Disturbed, I continued to try to talk it through with Raffaella. How about Pinocchio? I asked my mother-in-law. Wasn't the moral of Italy's most famous fairy tale that one should never tell a lie?

“Oh, that Pinocchio story,” she began, and I understood immediately that Pinocchio was not Neapolitan but northern, and thus foreign. “I guess it can be useful to teach children not to lie to their parents. But Pulcinella…”

She went on to describe animatedly how Pulcinella, the Neapolitan clown from the commedia dell'arte, lies regularly and gets caught only because he isn't smart about it.
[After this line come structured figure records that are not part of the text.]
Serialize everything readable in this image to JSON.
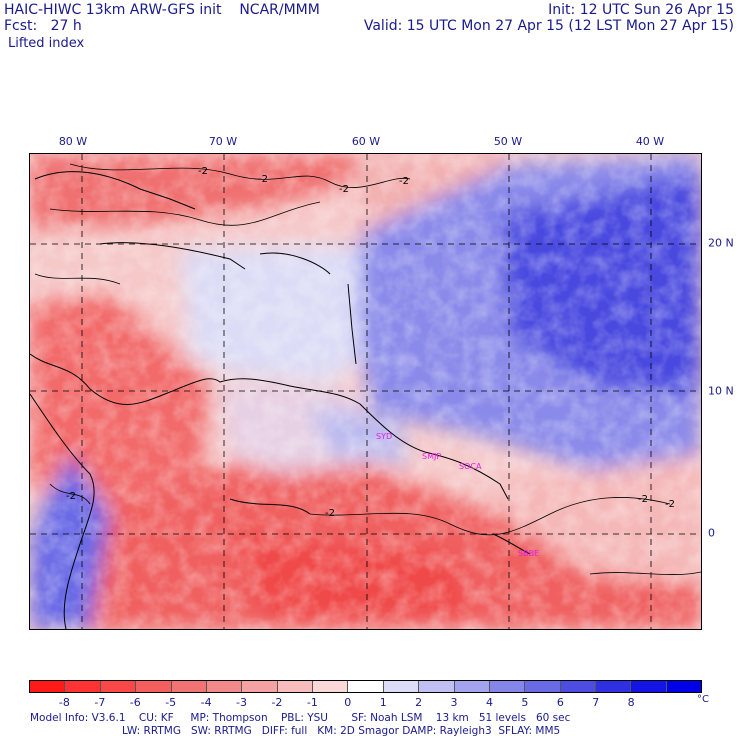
{
  "header": {
    "model_title": "HAIC-HIWC 13km ARW-GFS init",
    "org": "NCAR/MMM",
    "init": "Init: 12 UTC Sun 26 Apr 15",
    "fcst_label": "Fcst:",
    "fcst_value": "27 h",
    "valid": "Valid: 15 UTC Mon 27 Apr 15 (12 LST Mon 27 Apr 15)",
    "field": "Lifted index"
  },
  "map": {
    "lon_labels": [
      "80 W",
      "70 W",
      "60 W",
      "50 W",
      "40 W"
    ],
    "lat_labels": [
      "20 N",
      "10 N",
      "0"
    ],
    "contour_label": "-2",
    "sites": [
      "SYD",
      "SMJP",
      "SOCA",
      "SBBE"
    ],
    "site_color": "#e020e0"
  },
  "colorbar": {
    "levels": [
      "-8",
      "-7",
      "-6",
      "-5",
      "-4",
      "-3",
      "-2",
      "-1",
      "0",
      "1",
      "2",
      "3",
      "4",
      "5",
      "6",
      "7",
      "8"
    ],
    "unit": "°C",
    "colors": [
      "#ff1a1a",
      "#ff3333",
      "#fa4848",
      "#f55e5e",
      "#f27373",
      "#f28a8a",
      "#f4a2a2",
      "#f7bcbc",
      "#fad8d8",
      "#ffffff",
      "#dcdcf8",
      "#c0c0f3",
      "#a3a3ee",
      "#8686ea",
      "#6a6ae7",
      "#4d4de4",
      "#3030e3",
      "#1414e6",
      "#0000e6"
    ]
  },
  "footer": {
    "line1": [
      "Model Info: V3.6.1",
      "CU: KF",
      "MP: Thompson",
      "PBL: YSU",
      "SF: Noah LSM",
      "13 km",
      "51 levels",
      "60 sec"
    ],
    "line2": [
      "LW: RRTMG",
      "SW: RRTMG",
      "DIFF: full",
      "KM: 2D Smagor",
      "DAMP: Rayleigh3",
      "SFLAY: MM5"
    ]
  }
}
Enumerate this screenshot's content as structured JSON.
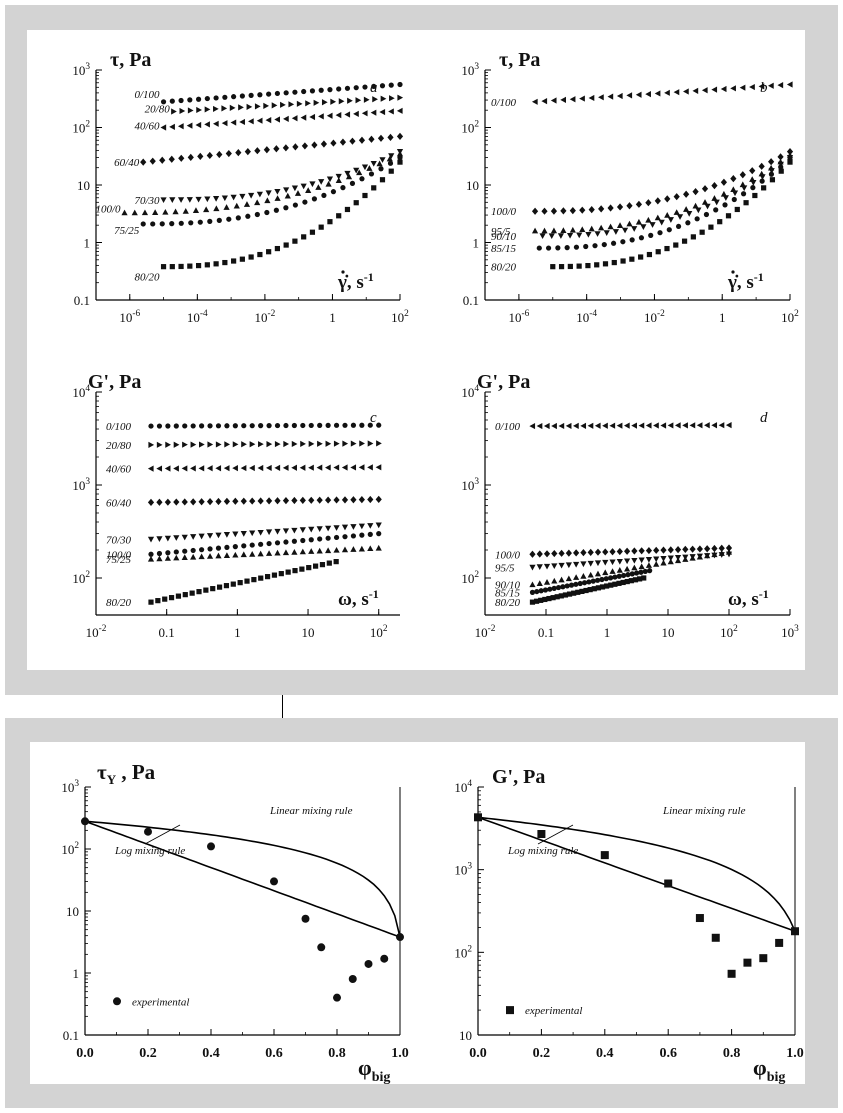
{
  "panels": [
    {
      "id": "a",
      "letter": "a",
      "ylabel": "τ, Pa",
      "xlabel": "γ̇, s",
      "xexp": "-1",
      "ylim": [
        0.1,
        1000
      ],
      "xlim": [
        1e-07,
        100
      ],
      "yticks": [
        "0.1",
        "1",
        "10",
        "10^2",
        "10^3"
      ],
      "xticks": [
        "10^-6",
        "10^-4",
        "10^-2",
        "1",
        "10^2"
      ]
    },
    {
      "id": "b",
      "letter": "b",
      "ylabel": "τ, Pa",
      "xlabel": "γ̇, s",
      "xexp": "-1",
      "ylim": [
        0.1,
        1000
      ],
      "xlim": [
        1e-07,
        100
      ],
      "yticks": [
        "0.1",
        "1",
        "10",
        "10^2",
        "10^3"
      ],
      "xticks": [
        "10^-6",
        "10^-4",
        "10^-2",
        "1",
        "10^2"
      ]
    },
    {
      "id": "c",
      "letter": "c",
      "ylabel": "G', Pa",
      "xlabel": "ω, s",
      "xexp": "-1",
      "ylim": [
        40,
        10000
      ],
      "xlim": [
        0.01,
        200
      ],
      "yticks": [
        "10^2",
        "10^3",
        "10^4"
      ],
      "xticks": [
        "10^-2",
        "0.1",
        "1",
        "10",
        "10^2"
      ]
    },
    {
      "id": "d",
      "letter": "d",
      "ylabel": "G', Pa",
      "xlabel": "ω, s",
      "xexp": "-1",
      "ylim": [
        40,
        10000
      ],
      "xlim": [
        0.01,
        1000
      ],
      "yticks": [
        "10^2",
        "10^3",
        "10^4"
      ],
      "xticks": [
        "10^-2",
        "0.1",
        "1",
        "10",
        "10^2",
        "10^3"
      ]
    },
    {
      "id": "e",
      "ylabel": "τ_Y , Pa",
      "xlabel": "φ_big",
      "ylim": [
        0.1,
        1000
      ],
      "xlim": [
        0,
        1
      ],
      "yticks": [
        "0.1",
        "1",
        "10",
        "10^2",
        "10^3"
      ],
      "xticks": [
        "0.0",
        "0.2",
        "0.4",
        "0.6",
        "0.8",
        "1.0"
      ],
      "annotations": {
        "linear": "Linear mixing rule",
        "log": "Log mixing rule",
        "legend": "experimental"
      }
    },
    {
      "id": "f",
      "ylabel": "G', Pa",
      "xlabel": "φ_big",
      "ylim": [
        10,
        10000
      ],
      "xlim": [
        0,
        1
      ],
      "yticks": [
        "10",
        "10^2",
        "10^3",
        "10^4"
      ],
      "xticks": [
        "0.0",
        "0.2",
        "0.4",
        "0.6",
        "0.8",
        "1.0"
      ],
      "annotations": {
        "linear": "Linear mixing rule",
        "log": "Log mixing rule",
        "legend": "experimental"
      }
    }
  ],
  "chart_data": [
    {
      "panel": "a",
      "type": "scatter",
      "xscale": "log",
      "yscale": "log",
      "title": "",
      "xlabel": "γ̇, s-1",
      "ylabel": "τ, Pa",
      "xlim": [
        1e-07,
        100
      ],
      "ylim": [
        0.1,
        1000
      ],
      "series": [
        {
          "name": "0/100",
          "marker": "circle",
          "xmin": 1e-05,
          "xmax": 100,
          "ystart": 280,
          "yend": 560
        },
        {
          "name": "20/80",
          "marker": "tri-right",
          "xmin": 2e-05,
          "xmax": 100,
          "ystart": 190,
          "yend": 330
        },
        {
          "name": "40/60",
          "marker": "tri-left",
          "xmin": 1e-05,
          "xmax": 100,
          "ystart": 100,
          "yend": 195
        },
        {
          "name": "60/40",
          "marker": "diamond",
          "xmin": 2.5e-06,
          "xmax": 100,
          "ystart": 25,
          "yend": 70
        },
        {
          "name": "70/30",
          "marker": "tri-down",
          "xmin": 1e-05,
          "xmax": 100,
          "ystart": 5.5,
          "yend": 38
        },
        {
          "name": "100/0",
          "marker": "tri-up",
          "xmin": 7e-07,
          "xmax": 100,
          "ystart": 3.3,
          "yend": 35
        },
        {
          "name": "75/25",
          "marker": "circle",
          "xmin": 2.5e-06,
          "xmax": 100,
          "ystart": 2.1,
          "yend": 30
        },
        {
          "name": "80/20",
          "marker": "square",
          "xmin": 1e-05,
          "xmax": 100,
          "ystart": 0.38,
          "yend": 25
        }
      ]
    },
    {
      "panel": "b",
      "type": "scatter",
      "xscale": "log",
      "yscale": "log",
      "title": "",
      "xlabel": "γ̇, s-1",
      "ylabel": "τ, Pa",
      "xlim": [
        1e-07,
        100
      ],
      "ylim": [
        0.1,
        1000
      ],
      "series": [
        {
          "name": "0/100",
          "marker": "tri-left",
          "xmin": 3e-06,
          "xmax": 100,
          "ystart": 280,
          "yend": 560
        },
        {
          "name": "100/0",
          "marker": "diamond",
          "xmin": 3e-06,
          "xmax": 100,
          "ystart": 3.5,
          "yend": 38
        },
        {
          "name": "95/5",
          "marker": "tri-up",
          "xmin": 3e-06,
          "xmax": 100,
          "ystart": 1.6,
          "yend": 33
        },
        {
          "name": "90/10",
          "marker": "tri-down",
          "xmin": 5e-06,
          "xmax": 100,
          "ystart": 1.3,
          "yend": 30
        },
        {
          "name": "85/15",
          "marker": "circle",
          "xmin": 4e-06,
          "xmax": 100,
          "ystart": 0.8,
          "yend": 28
        },
        {
          "name": "80/20",
          "marker": "square",
          "xmin": 1e-05,
          "xmax": 100,
          "ystart": 0.38,
          "yend": 25
        }
      ]
    },
    {
      "panel": "c",
      "type": "scatter",
      "xscale": "log",
      "yscale": "log",
      "title": "",
      "xlabel": "ω, s-1",
      "ylabel": "G', Pa",
      "xlim": [
        0.01,
        200
      ],
      "ylim": [
        40,
        10000
      ],
      "series": [
        {
          "name": "0/100",
          "marker": "circle",
          "xmin": 0.06,
          "xmax": 100,
          "ystart": 4300,
          "yend": 4400
        },
        {
          "name": "20/80",
          "marker": "tri-right",
          "xmin": 0.06,
          "xmax": 100,
          "ystart": 2700,
          "yend": 2800
        },
        {
          "name": "40/60",
          "marker": "tri-left",
          "xmin": 0.06,
          "xmax": 100,
          "ystart": 1500,
          "yend": 1550
        },
        {
          "name": "60/40",
          "marker": "diamond",
          "xmin": 0.06,
          "xmax": 100,
          "ystart": 650,
          "yend": 700
        },
        {
          "name": "70/30",
          "marker": "tri-down",
          "xmin": 0.06,
          "xmax": 100,
          "ystart": 260,
          "yend": 370
        },
        {
          "name": "100/0",
          "marker": "circle",
          "xmin": 0.06,
          "xmax": 100,
          "ystart": 180,
          "yend": 300
        },
        {
          "name": "75/25",
          "marker": "tri-up",
          "xmin": 0.06,
          "xmax": 100,
          "ystart": 160,
          "yend": 210
        },
        {
          "name": "80/20",
          "marker": "square",
          "xmin": 0.06,
          "xmax": 25,
          "ystart": 55,
          "yend": 150
        }
      ]
    },
    {
      "panel": "d",
      "type": "scatter",
      "xscale": "log",
      "yscale": "log",
      "title": "",
      "xlabel": "ω, s-1",
      "ylabel": "G', Pa",
      "xlim": [
        0.01,
        1000
      ],
      "ylim": [
        40,
        10000
      ],
      "series": [
        {
          "name": "0/100",
          "marker": "tri-left",
          "xmin": 0.06,
          "xmax": 100,
          "ystart": 4300,
          "yend": 4400
        },
        {
          "name": "100/0",
          "marker": "diamond",
          "xmin": 0.06,
          "xmax": 100,
          "ystart": 180,
          "yend": 210
        },
        {
          "name": "95/5",
          "marker": "tri-down",
          "xmin": 0.06,
          "xmax": 100,
          "ystart": 130,
          "yend": 180
        },
        {
          "name": "90/10",
          "marker": "tri-up",
          "xmin": 0.06,
          "xmax": 100,
          "ystart": 85,
          "yend": 190
        },
        {
          "name": "85/15",
          "marker": "circle",
          "xmin": 0.06,
          "xmax": 5,
          "ystart": 70,
          "yend": 120
        },
        {
          "name": "80/20",
          "marker": "square",
          "xmin": 0.06,
          "xmax": 4,
          "ystart": 55,
          "yend": 100
        }
      ]
    },
    {
      "panel": "e",
      "type": "scatter",
      "xscale": "linear",
      "yscale": "log",
      "title": "",
      "xlabel": "φ big",
      "ylabel": "τY, Pa",
      "xlim": [
        0,
        1
      ],
      "ylim": [
        0.1,
        1000
      ],
      "series": [
        {
          "name": "experimental",
          "marker": "circle",
          "x": [
            0.0,
            0.2,
            0.4,
            0.6,
            0.7,
            0.75,
            0.8,
            0.85,
            0.9,
            0.95,
            1.0
          ],
          "y": [
            280,
            190,
            110,
            30,
            7.5,
            2.6,
            0.4,
            0.8,
            1.4,
            1.7,
            3.8
          ]
        }
      ],
      "lines": [
        {
          "name": "Linear mixing rule",
          "endpoints": {
            "x": [
              0,
              1
            ],
            "y": [
              280,
              3.8
            ]
          },
          "rule": "linear"
        },
        {
          "name": "Log mixing rule",
          "endpoints": {
            "x": [
              0,
              1
            ],
            "y": [
              280,
              3.8
            ]
          },
          "rule": "log"
        }
      ]
    },
    {
      "panel": "f",
      "type": "scatter",
      "xscale": "linear",
      "yscale": "log",
      "title": "",
      "xlabel": "φ big",
      "ylabel": "G', Pa",
      "xlim": [
        0,
        1
      ],
      "ylim": [
        10,
        10000
      ],
      "series": [
        {
          "name": "experimental",
          "marker": "square",
          "x": [
            0.0,
            0.2,
            0.4,
            0.6,
            0.7,
            0.75,
            0.8,
            0.85,
            0.9,
            0.95,
            1.0
          ],
          "y": [
            4300,
            2700,
            1500,
            680,
            260,
            150,
            55,
            75,
            85,
            130,
            180
          ]
        }
      ],
      "lines": [
        {
          "name": "Linear mixing rule",
          "endpoints": {
            "x": [
              0,
              1
            ],
            "y": [
              4300,
              180
            ]
          },
          "rule": "linear"
        },
        {
          "name": "Log mixing rule",
          "endpoints": {
            "x": [
              0,
              1
            ],
            "y": [
              4300,
              180
            ]
          },
          "rule": "log"
        }
      ]
    }
  ]
}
Now
that's
an important lesson for a kid.

I heard a revealing conversation take place between my mother-in-law and my son, the evening of a dinner party and bridge tournament at the Avallones' apartment. About forty people were to arrive in a few hours. The new Sri Lankan housekeeper Mitzi was frying zucchini to make
zucchine alla scapece,
a marinated zucchini, mint, and garlic dish. He had already set up the card tables in the living room, and had collaborated with Raffaella on the other nine dishes that were going to be served when the players took their ten o'clock break.

Raffaella wanted to get Anthony to sleep before the guests arrived. The only way was to tell him that nothing was happening later.

“Nonna, are you having a party tonight? Are people coming over?”


Ma no! Che dici?
No, of course not. What on earth are you talking about?”

“I saw the card tables in the living room….”

“Oh, those! I set them up for next week when your grandfather is going to have a meeting with his friends.”

“Meeting? Nonna! That's not the truth!” He was smiling, and adorable. He was thrilled that he'd won the little truth game. She started laughing and enveloped him in a hug.

“Amore mio! Quanto sei scetàto!”
My love, you are awake!

Kissing and tickling him, Raffaella was so very proud that Anthony had called her out on her lie. Her grandson wasn't no kid sleeping with his mama's titty in his mouth. He was being raised well.

Anthony accepted the Find the Truth game as just that, a game. He knew that he could play it with his Neapolitan grandmother, aunt, and cousins. But if I was around, his little eyes made contact with mine as if to say, Mommy, I'm going to ask you later what the real answer is. As he grew, Anthony enjoyed the game less and less, and sought out the truth more and more. He knew where to look.

After all, this wasn't a game his American mommy knew how to play.